"It may not sound fashionable, but data governance is more important than ever," Forrester's Bennett said.
The business side of the company should own the data, she advised, while IT focuses on making that data available in the right format.
Time, however, is still of the essence.
"Getting the job on time often trumps getting the job done with the right tools using the right data but a week or month later," said Boris Evelson, a vice president at Forrester. "We strongly believe that single version of the truth is not absolute -- it's relative and contextual, and how much are you willing to pay for 100 percent accuracy?"
Evelson recommends creating an enterprise data hub based on Hadoop or another similar, low-cost platform and then creating BI apps as "spokes" off of that hub.
Then, "pick your battles," he said. "Most of the enterprise data should be in the data hub," but "here you give up some of the controls: the data may not be very clean or integrated, but it's all in one place."
Whichever setup works best for now, it's a pretty safe bet this won't be the last time companies wrestle with the problem.

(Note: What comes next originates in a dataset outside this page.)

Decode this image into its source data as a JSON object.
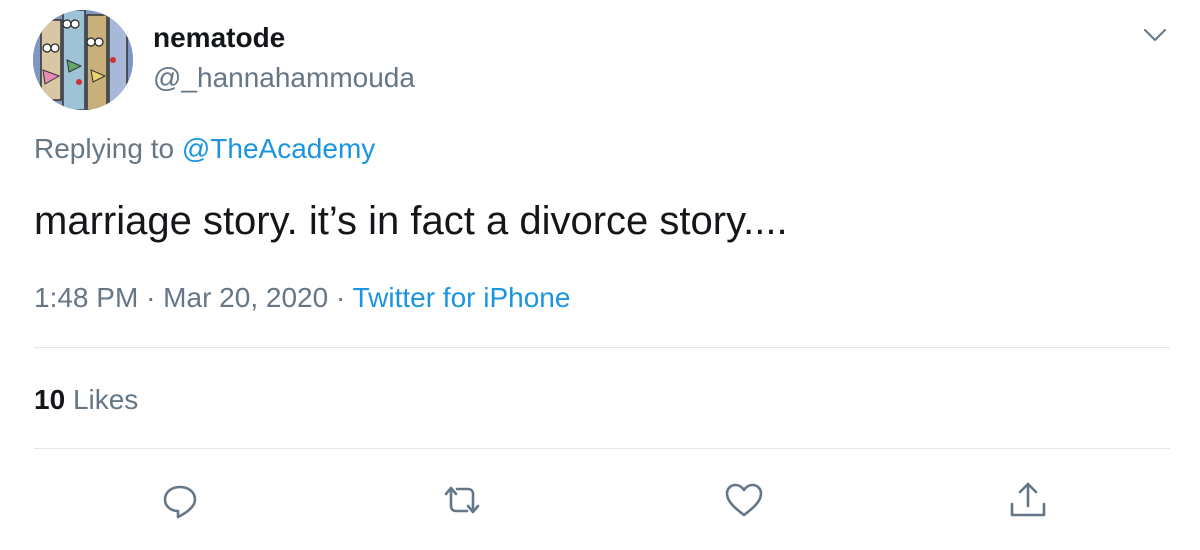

"The evolution of the business-intelligence market can be thought of as a pendulum," said Brad Peters, chairman and chief product officer at BI software provider Birst.
"We started at one extreme of the pendulum: an IT-owned, centrally governed model," he explained. "Then the pendulum swung to the other extreme in response to business-user demand. Today we're seeing the pendulum swing back towards the middle as IT and business leaders recognize the need to find a healthy balance."